You just need to understand that sometimes people don't have the luxury of time to write detailed answers. In fact, it is common here that someone will post a quick answer, and if OP is interested, elaboration follows. This is all done in a calm, non-threatening manner (i.e. you don't insult people with down votes, you simply ask for further explanation if you are interested in the solution).

2
Entering edit mode
6.7 years ago
Josh Herr 5.7k

Coverage is inherently tricky in metagenomic sample assembly.  There are many caveats to consider -- one being assembly chimeras, two similar sequences assembling from syntenous regions between two strains or species, which can wreck havoc on things.

I would take your "final" assembly and then map your sequencing reads back onto the assembly using bwa or bowtie and inspect coverage from there.

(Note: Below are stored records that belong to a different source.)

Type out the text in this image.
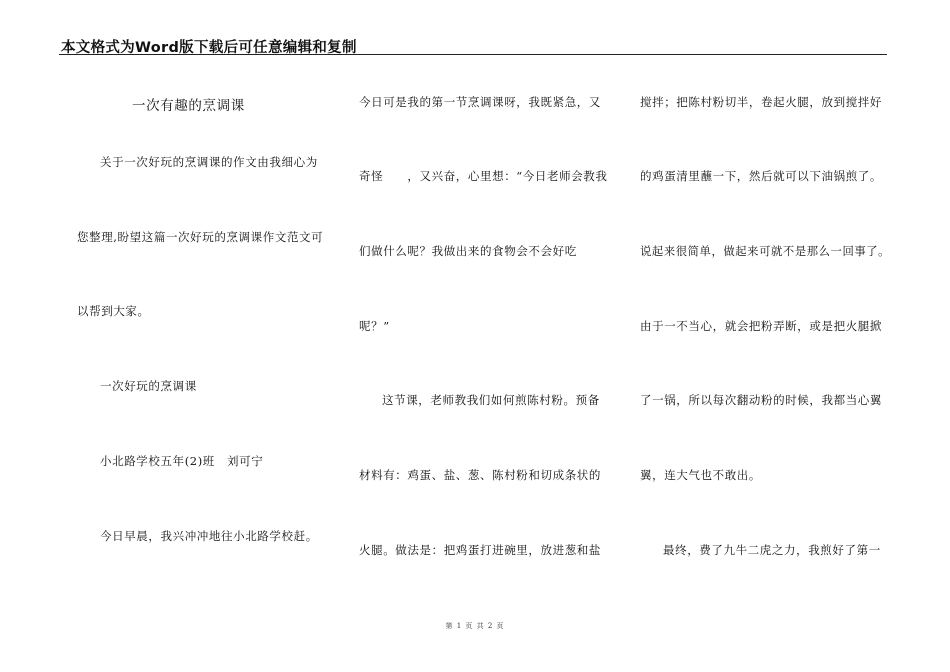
本文格式为Word版下载后可任意编辑和复制
一次有趣的烹调课
关于一次好玩的烹调课的作文由我细心为
您整理,盼望这篇一次好玩的烹调课作文范文可
以帮到大家。
一次好玩的烹调课
小北路学校五年(2)班　刘可宁
今日早晨，我兴冲冲地往小北路学校赶。
今日可是我的第一节烹调课呀，我既紧急，又
奇怪　　，又兴奋，心里想：“今日老师会教我
们做什么呢？我做出来的食物会不会好吃
呢？”
这节课，老师教我们如何煎陈村粉。预备
材料有：鸡蛋、盐、葱、陈村粉和切成条状的
火腿。做法是：把鸡蛋打进碗里，放进葱和盐
搅拌；把陈村粉切半，卷起火腿，放到搅拌好
的鸡蛋清里蘸一下，然后就可以下油锅煎了。
说起来很简单，做起来可就不是那么一回事了。
由于一不当心，就会把粉弄断，或是把火腿掀
了一锅，所以每次翻动粉的时候，我都当心翼
翼，连大气也不敢出。
最终，费了九牛二虎之力，我煎好了第一
第 1 页 共 2 页
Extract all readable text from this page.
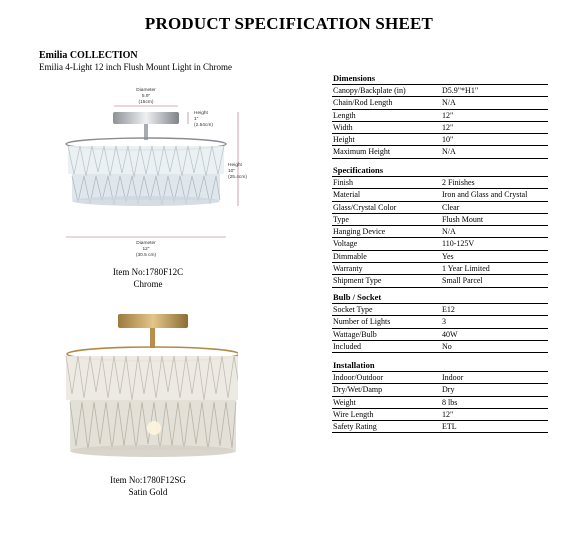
PRODUCT SPECIFICATION SHEET
Emilia COLLECTION
Emilia 4-Light 12 inch Flush Mount Light in Chrome
Diameter
5.9"
(15cm)
Height
1"
(2.54cm)
Height
10"
(25.4cm)
Diameter
12"
(30.5 cm)
Item No:1780F12C
Chrome
Item No:1780F12SG
Satin Gold
Dimensions
Canopy/Backplate (in)	D5.9"*H1"
Chain/Rod Length	N/A
Length	12"
Width	12"
Height	10"
Maximum Height	N/A
Specifications
Finish	2 Finishes
Material	Iron and Glass and Crystal
Glass/Crystal Color	Clear
Type	Flush Mount
Hanging Device	N/A
Voltage	110-125V
Dimmable	Yes
Warranty	1 Year Limited
Shipment Type	Small Parcel
Bulb / Socket
Socket Type	E12
Number of Lights	3
Wattage/Bulb	40W
Included	No
Installation
Indoor/Outdoor	Indoor
Dry/Wet/Damp	Dry
Weight	8 lbs
Wire Length	12"
Safety Rating	ETL
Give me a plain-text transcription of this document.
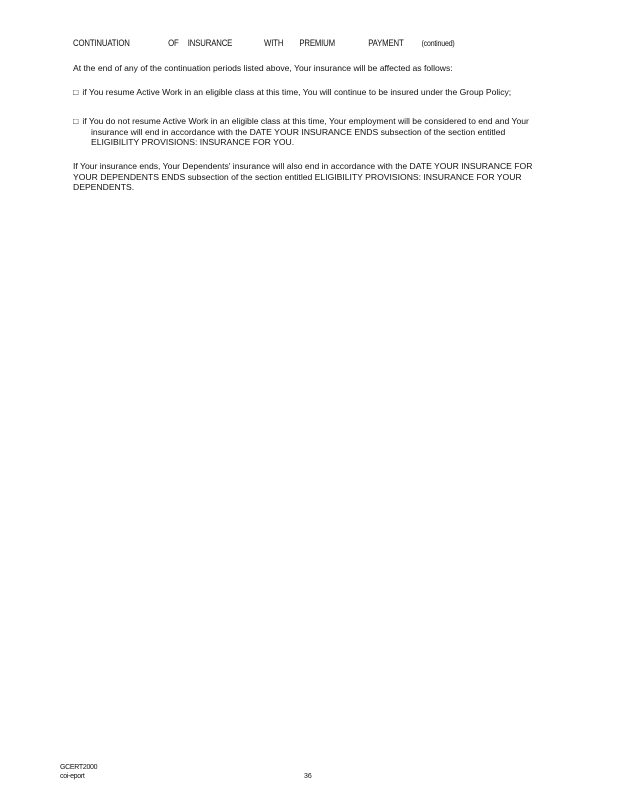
CONTINUATION	OF INSURANCE	WITH PREMIUM	PAYMENT (continued)
At the end of any of the continuation periods listed above, Your insurance will be affected as follows:
□ if You resume Active Work in an eligible class at this time, You will continue to be insured under the Group Policy;
□ if You do not resume Active Work in an eligible class at this time, Your employment will be considered to end and Your insurance will end in accordance with the DATE YOUR INSURANCE ENDS subsection of the section entitled ELIGIBILITY PROVISIONS: INSURANCE FOR YOU.
If Your insurance ends, Your Dependents' insurance will also end in accordance with the DATE YOUR INSURANCE FOR YOUR DEPENDENTS ENDS subsection of the section entitled ELIGIBILITY PROVISIONS: INSURANCE FOR YOUR DEPENDENTS.
GCERT2000
coi-eport	36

You should keep in mind that this might not be the best way to gauge the number of a specific taxon (or functional annotation metric) you have in a sample as typically only a small number of reads will assemble in metagenomic samples.  This all depends on the complexity of your sample and the depth of your sequencing.  I usually get anywhere from 5% to 20% of my metagenome reads to assemble, so you might not get a good basis of coverage from mapping short reads.

There are some other metrics of measuring coverage, such as k-mers.  There are lots of tools to use, but one that I would suggest here is khmer's tools for metagenomic reads.

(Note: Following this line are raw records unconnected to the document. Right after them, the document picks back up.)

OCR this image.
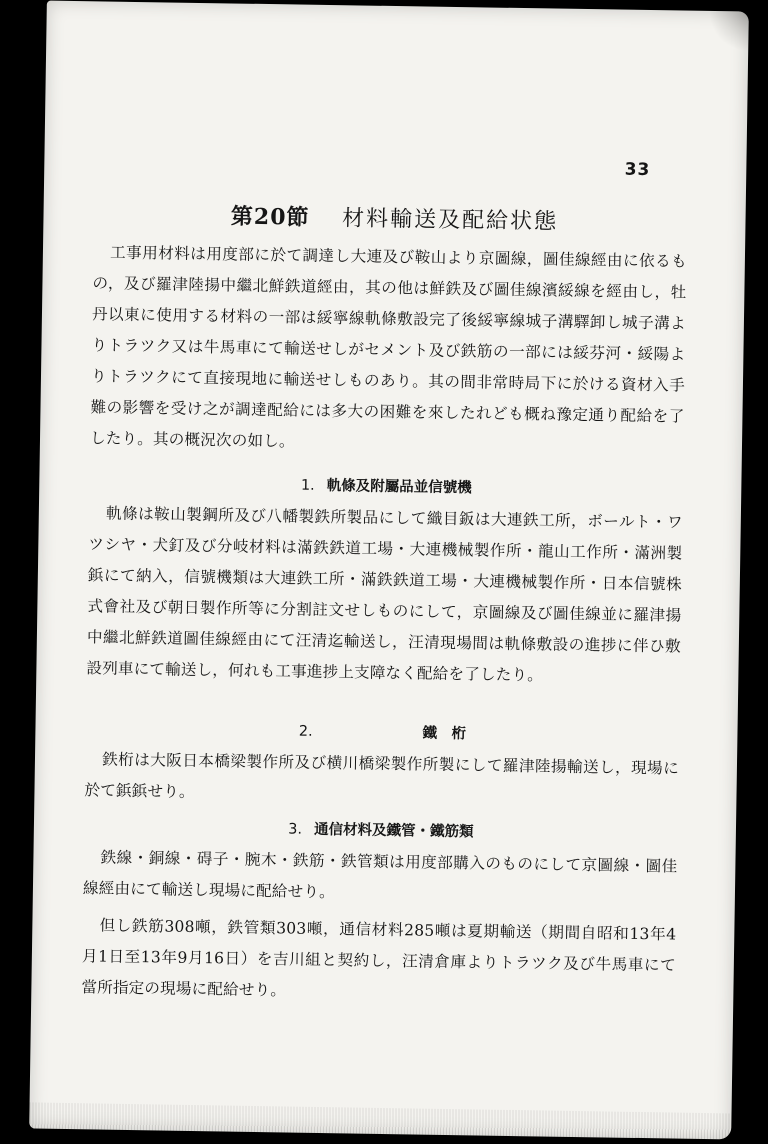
33
第20節 材料輸送及配給状態

工事用材料は用度部に於て調達し大連及び鞍山より京圖線，圖佳線經由に依るもの，及び羅津陸揚中繼北鮮鉄道經由，其の他は鮮鉄及び圖佳線濱綏線を經由し，牡丹以東に使用する材料の一部は綏寧線軌條敷設完了後綏寧線城子溝驛卸し城子溝よりトラツク又は牛馬車にて輸送せしがセメント及び鉄筋の一部には綏芬河・綏陽よりトラツクにて直接現地に輸送せしものあり。其の間非常時局下に於ける資材入手難の影響を受け之が調達配給には多大の困難を來したれども概ね豫定通り配給を了したり。其の概況次の如し。

1. 軌條及附屬品並信號機

軌條は鞍山製鋼所及び八幡製鉄所製品にして織目鈑は大連鉄工所，ボールト・ワツシヤ・犬釘及び分岐材料は滿鉄鉄道工場・大連機械製作所・龍山工作所・滿洲製鋲にて納入，信號機類は大連鉄工所・滿鉄鉄道工場・大連機械製作所・日本信號株式會社及び朝日製作所等に分割註文せしものにして，京圖線及び圖佳線並に羅津揚中繼北鮮鉄道圖佳線經由にて汪清迄輸送し，汪清現場間は軌條敷設の進捗に伴ひ敷設列車にて輸送し，何れも工事進捗上支障なく配給を了したり。

2.	鐵　桁

鉄桁は大阪日本橋梁製作所及び横川橋梁製作所製にして羅津陸揚輸送し，現場に於て鋲鋲せり。

3. 通信材料及鐵管・鐵筋類

鉄線・銅線・碍子・腕木・鉄筋・鉄管類は用度部購入のものにして京圖線・圖佳線經由にて輸送し現場に配給せり。

但し鉄筋308噸，鉄管類303噸，通信材料285噸は夏期輸送（期間自昭和13年4月1日至13年9月16日）を吉川組と契約し，汪清倉庫よりトラツク及び牛馬車にて當所指定の現場に配給せり。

Not sure what you mean exactly about coverage in fasta headers -- SPAdes for example (like Velvet) will estimate coverage and include it in the assembled fasta headers -- I suppose this is what you are asking about?  I would look at the SPAdes manual -- I think the way they address coverage in the fasta headers is informative and unobtrusive.  I don't know of any tools to automate this, so you'd probably have to do it yourself or take Velvet/SPAdes apart and see how they do it.